Microfluidics Automation: Robotics

    I developed a tool that is capable of serially interfacing & manipulating a set of PDMS-based substrates. The tool is comprised of a set of micron- precision translation stages, a custom-designed injector/interface module, a vision system, and a set of solenoids for flow control. Custom software written in LabWindows CVI is used to coordinate the various components. While the initial scope of this tool was to automate the DNA flow-patterning process that is used to create custom assay substrates within our group, minor modification will allow it to perform any PDMS-based experiment that is normally done by hand.

DNA Microarray Patterning

    With the development of the DEAL technique, our lab abandoned electronic sensing in favor of colorimetric, ELISA-type assays. ELISA assays are commonly considered the gold standard for protein detection, but typically require relatively large amounts of reagent & analyte. The DEAL technique allowed us to transform standard DNA microarrays into antibody microarrays, where each unique DNA spot becomes sensitive to a specific protein. This enables us to run hundreds of ELISA-type protein detections in parallel and within a relatively small space, allowing for drastically reduced reagent and analyte volumes among other advantages. I worked extensively on methods to create second generation microarrays with more flexible spot size and morphology than commercially-available products, with the ultimage goal of further reducing reagent requirements and enabling new classes of experiments.

Microcontact Printing

    Microcontact printing utilizes PDMS as a physical stamp: extruded features are inked with molecules of interest and then brought into contact with the surface to be patterned. Single-stranded DNA is an ideal ink for such a process, as it initially adheres well to PDMS through hydrophobic interactions but then transfers efficiently to postively-charged substrates (aminated or poly-lysine slides) via electrostatic interactions. After an initial demonstration of the transfer process I was quickly able to reduce feature size by an order of magnitude (as compared to traditional microarrays) and incorporate arbitrary spot morphology. I also solved numerous technical issues associated with the process that are critical if such microarrays are to be used for subsequent experiments. Chief among these was aligning multiple stamps to a single substrate with micron precision such that each DNA spot/sequence can be located reliably relative to its neighbors; a standard Karl Suss MA6 was adapted to accomplish this goal. Moreover, I developed a technique to print extremely low-aspect-ratio features at any distance from one another without intermediary support structures, overcoming a common problem in the field known as "roof collapse". Microcontact printing ultimately proved to be incompatible with DEAL chemistry due to monomer contaminants left behind by the stamping process.

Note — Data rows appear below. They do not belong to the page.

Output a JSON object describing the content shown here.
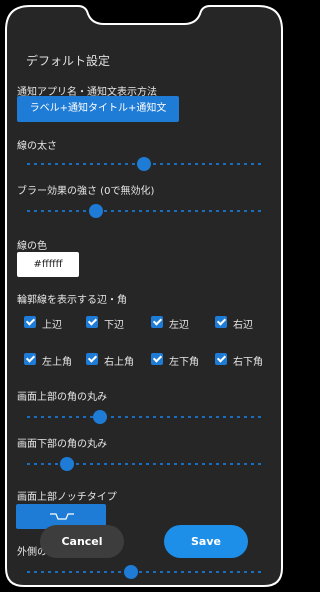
{
  "title": "デフォルト設定",
  "notify_method": {
    "label": "通知アプリ名・通知文表示方法",
    "button": "ラベル+通知タイトル+通知文"
  },
  "line_width": {
    "label": "線の太さ",
    "value": 0.5
  },
  "blur": {
    "label": "ブラー効果の強さ (0で無効化)",
    "value": 0.28
  },
  "line_color": {
    "label": "線の色",
    "value": "#ffffff"
  },
  "edges": {
    "label": "輪郭線を表示する辺・角",
    "items": [
      {
        "label": "上辺",
        "checked": true
      },
      {
        "label": "下辺",
        "checked": true
      },
      {
        "label": "左辺",
        "checked": true
      },
      {
        "label": "右辺",
        "checked": true
      },
      {
        "label": "左上角",
        "checked": true
      },
      {
        "label": "右上角",
        "checked": true
      },
      {
        "label": "左下角",
        "checked": true
      },
      {
        "label": "右下角",
        "checked": true
      }
    ]
  },
  "top_radius": {
    "label": "画面上部の角の丸み",
    "value": 0.3
  },
  "bottom_radius": {
    "label": "画面下部の角の丸み",
    "value": 0.15
  },
  "notch": {
    "label": "画面上部ノッチタイプ"
  },
  "outer": {
    "label": "外側の",
    "value": 0.44
  },
  "buttons": {
    "cancel": "Cancel",
    "save": "Save"
  },
  "colors": {
    "accent": "#1e7bd6",
    "panel": "#262626",
    "cancel_bg": "#3d3d3d"
  }
}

Microfluidic Flow Patterning

    In spite of a disappointing end to the microcontact printing project, the specific failure mode - substrate surface contamination - inspired a new approach to generating DNA microarrays. Indeed, the process of microfluidic flow patterning represents the exact inverse of microcontact printing: here a flat PDMS mold is placed onto a substrate with cavities/channels (rather than extrusions) at the spots that are to be patterned. A DNA solution is introduced into the features and allowed to evaporate, depositing DNA in the shape of the channel while relegating any contaminants to the spaces in between. With the introduction of 2-layer microfluidics with crossover channels, multiple discontinuous features could be patterned in a single step. This approach proved to be compatible with DEAL chemistry and serves as the basis for all of the high-denisty DEAL assays performed in the Heath Lab today, including blood analysis and single-cell secretion experiments.

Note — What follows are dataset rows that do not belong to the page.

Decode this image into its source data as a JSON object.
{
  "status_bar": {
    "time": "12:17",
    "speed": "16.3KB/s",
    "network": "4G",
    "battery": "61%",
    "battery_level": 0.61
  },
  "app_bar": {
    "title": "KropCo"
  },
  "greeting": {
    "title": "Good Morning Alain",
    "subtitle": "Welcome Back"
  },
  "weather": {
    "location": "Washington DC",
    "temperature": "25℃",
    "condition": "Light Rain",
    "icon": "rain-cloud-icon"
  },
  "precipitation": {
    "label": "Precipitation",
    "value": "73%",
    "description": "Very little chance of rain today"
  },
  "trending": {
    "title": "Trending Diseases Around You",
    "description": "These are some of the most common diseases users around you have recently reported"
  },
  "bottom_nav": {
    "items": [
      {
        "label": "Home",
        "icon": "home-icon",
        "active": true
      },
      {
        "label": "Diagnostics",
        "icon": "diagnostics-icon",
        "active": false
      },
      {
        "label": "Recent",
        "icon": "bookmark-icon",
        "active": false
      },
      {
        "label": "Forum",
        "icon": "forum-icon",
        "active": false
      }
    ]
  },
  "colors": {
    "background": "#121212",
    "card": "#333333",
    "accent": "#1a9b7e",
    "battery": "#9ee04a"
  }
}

Silicon Surface Functionalization

    A critical component of electrical sensing with Si nanowires is decorating the Si surface with capture agents that will spatially localize specific analytes of interest to the wire. Using fluorescence-based assays, I found that our existing strategies for covalent surface modification were relatively inefficient and yielded poor surface coverage of our sensors. I explored alternative methods of covalently functionalizing Si surfaces with higher efficiency and with spatial selectivity.

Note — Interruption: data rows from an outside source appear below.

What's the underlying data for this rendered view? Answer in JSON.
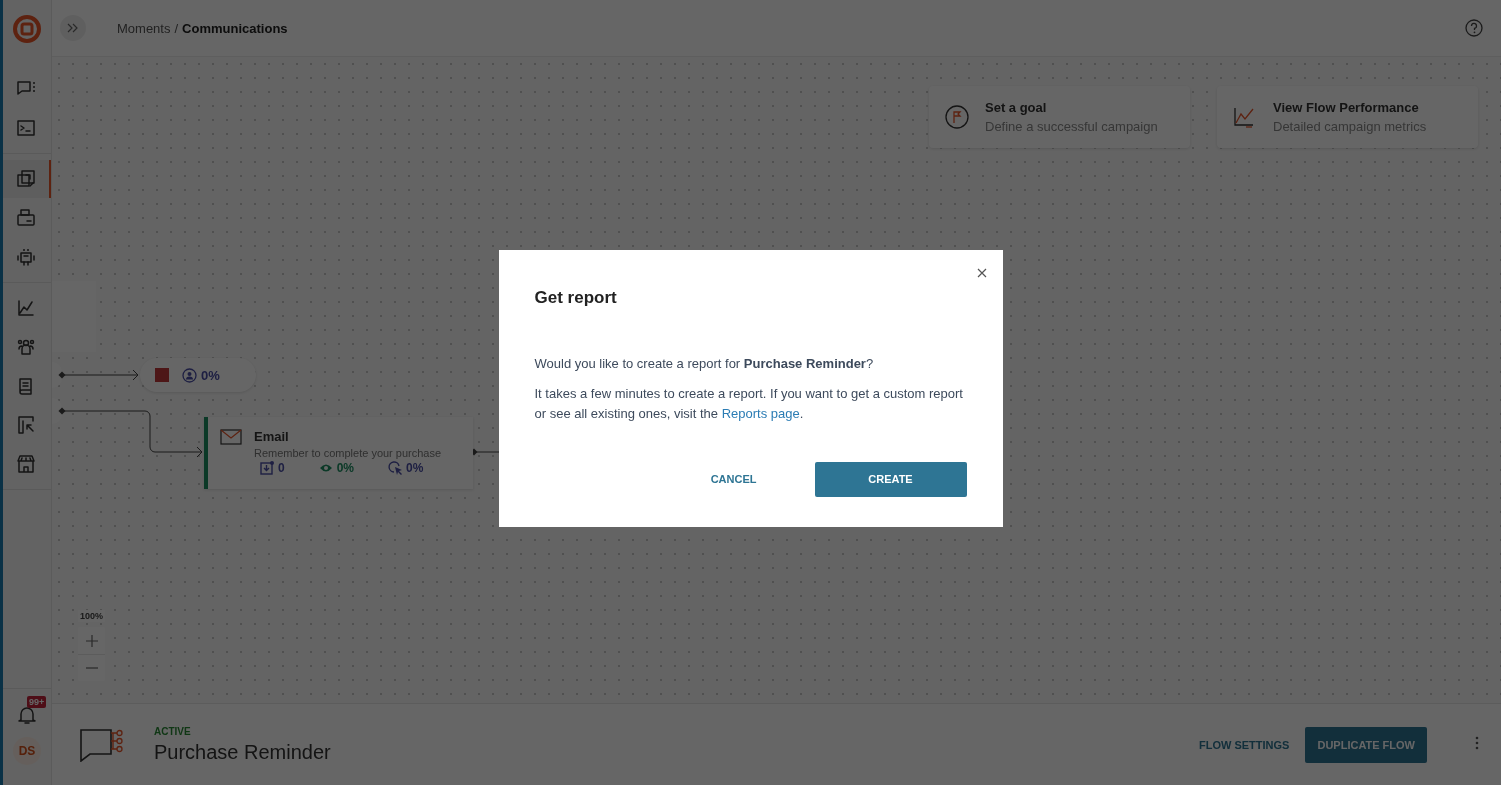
{
  "header": {
    "breadcrumb_parent": "Moments",
    "breadcrumb_separator": "/",
    "breadcrumb_current": "Communications"
  },
  "sidebar": {
    "groups": [
      {
        "items": [
          {
            "kind": "chat",
            "selected": false
          },
          {
            "kind": "terminal",
            "selected": false
          }
        ]
      },
      {
        "items": [
          {
            "kind": "flows",
            "selected": true
          },
          {
            "kind": "broadcast",
            "selected": false
          },
          {
            "kind": "bot",
            "selected": false
          }
        ]
      },
      {
        "items": [
          {
            "kind": "analytics",
            "selected": false
          },
          {
            "kind": "people",
            "selected": false
          },
          {
            "kind": "book",
            "selected": false
          },
          {
            "kind": "export",
            "selected": false
          },
          {
            "kind": "store",
            "selected": false
          }
        ]
      }
    ],
    "notification_badge": "99+",
    "avatar_initials": "DS"
  },
  "canvas": {
    "cards": [
      {
        "kind": "goal",
        "title": "Set a goal",
        "subtitle": "Define a successful campaign"
      },
      {
        "kind": "performance",
        "title": "View Flow Performance",
        "subtitle": "Detailed campaign metrics"
      }
    ],
    "exit_node": {
      "percent": "0%"
    },
    "email_node": {
      "title": "Email",
      "description": "Remember to complete your purchase",
      "stats": [
        {
          "kind": "sent",
          "value": "0"
        },
        {
          "kind": "opened",
          "value": "0%"
        },
        {
          "kind": "clicked",
          "value": "0%"
        }
      ]
    },
    "zoom_label": "100%"
  },
  "flow_bar": {
    "status": "ACTIVE",
    "name": "Purchase Reminder",
    "actions": [
      {
        "kind": "text",
        "label": "FLOW SETTINGS"
      },
      {
        "kind": "primary",
        "label": "DUPLICATE FLOW"
      }
    ]
  },
  "dialog": {
    "title": "Get report",
    "question": "Would you like to create a report for **Purchase Reminder**?",
    "info": "It takes a few minutes to create a report. If you want to get a custom report or see all existing ones, visit the ",
    "link": "Reports page",
    "info_end": ".",
    "buttons": [
      {
        "kind": "text",
        "label": "CANCEL"
      },
      {
        "kind": "primary",
        "label": "CREATE"
      }
    ]
  }
}
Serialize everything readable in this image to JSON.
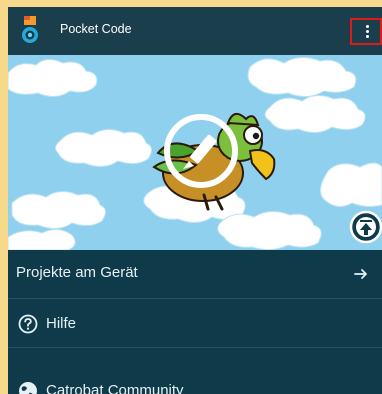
{
  "app": {
    "title": "Pocket Code",
    "icon": "pocket-code-logo-icon"
  },
  "toolbar": {
    "overflow_icon": "overflow-menu-icon"
  },
  "hero": {
    "edit_icon": "pencil-edit-icon",
    "upload_icon": "upload-icon"
  },
  "menu": {
    "items": [
      {
        "label": "Projekte am Gerät",
        "icon": "arrow-right-icon"
      },
      {
        "label": "Hilfe",
        "icon": "question-circle-icon"
      },
      {
        "label": "Catrobat Community",
        "icon": "globe-icon"
      }
    ]
  },
  "colors": {
    "toolbar": "#1a3e4b",
    "menu_bg": "#0f3a49",
    "sky": "#8fd0ef",
    "highlight": "#e01a1a",
    "outer": "#f6d98a"
  }
}
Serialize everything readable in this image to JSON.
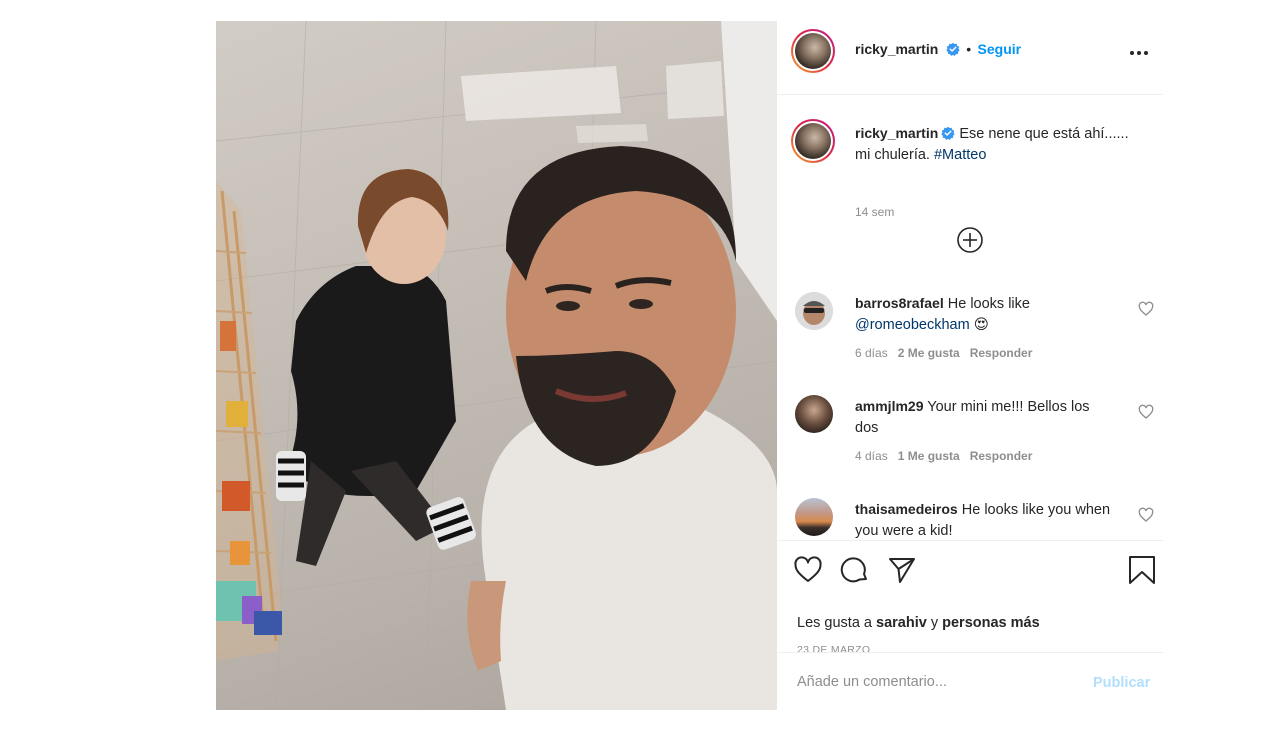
{
  "header": {
    "username": "ricky_martin",
    "separator": "•",
    "follow_label": "Seguir"
  },
  "caption": {
    "username": "ricky_martin",
    "text": "Ese nene que está ahí...... mi chulería.",
    "hashtag": "#Matteo",
    "time": "14 sem"
  },
  "comments": [
    {
      "username": "barros8rafael",
      "text": "He looks like",
      "mention": "@romeobeckham",
      "emoji": "😍",
      "time": "6 días",
      "likes": "2 Me gusta",
      "reply": "Responder"
    },
    {
      "username": "ammjlm29",
      "text": "Your mini me!!! Bellos los dos",
      "time": "4 días",
      "likes": "1 Me gusta",
      "reply": "Responder"
    },
    {
      "username": "thaisamedeiros",
      "text": "He looks like you when you were a kid!"
    }
  ],
  "likes": {
    "prefix": "Les gusta a",
    "user": "sarahiv",
    "middle": "y",
    "suffix": "personas más"
  },
  "date": "23 DE MARZO",
  "add_comment": {
    "placeholder": "Añade un comentario...",
    "publish_label": "Publicar"
  },
  "icons": {
    "verified": "verified-badge-icon",
    "more": "more-options-icon",
    "load_more": "plus-circle-icon",
    "like": "heart-icon",
    "comment": "comment-bubble-icon",
    "share": "paper-plane-icon",
    "save": "bookmark-icon"
  },
  "colors": {
    "accent": "#0095f6",
    "text": "#262626",
    "muted": "#8e8e8e",
    "hashtag": "#00376b",
    "publish_disabled": "#b2dffc"
  }
}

Protein Sensing with Silicon Nanowires

    Silicon is an extremely common, relatively cheap semiconductor material that is ubiquitous in today's electronics. The explosive growth of the computer industry over the past two decades spurred comprehensive study of the material, and the processing techniques used to create Si-based devices are very well characterized today. If Si could be configured as a chemically-gated Field Effect Transistor (FET), it would integrate seamlessly with today's electronics, providing a relatively cheap, compact, high-throughput method of exploring the biological molecules that underlie a wide variety of diseases. We chose to use nanowire structures for our FET sensors because the high ratio of surface area/volume inherent to nanowires renders them significantly more sensitive to local field effects. Under the guidance of postdoctoral scholars Peter Willis & Kristen Beverly, I investigated both DC & impedance detection methods on ca. 25nm wires defined by e-beam lithography. The project bore robust results for simple systems (e.g. biotin/streptavidin binding in low-salt buffers) but failed to yield convincing data with more complex analytes.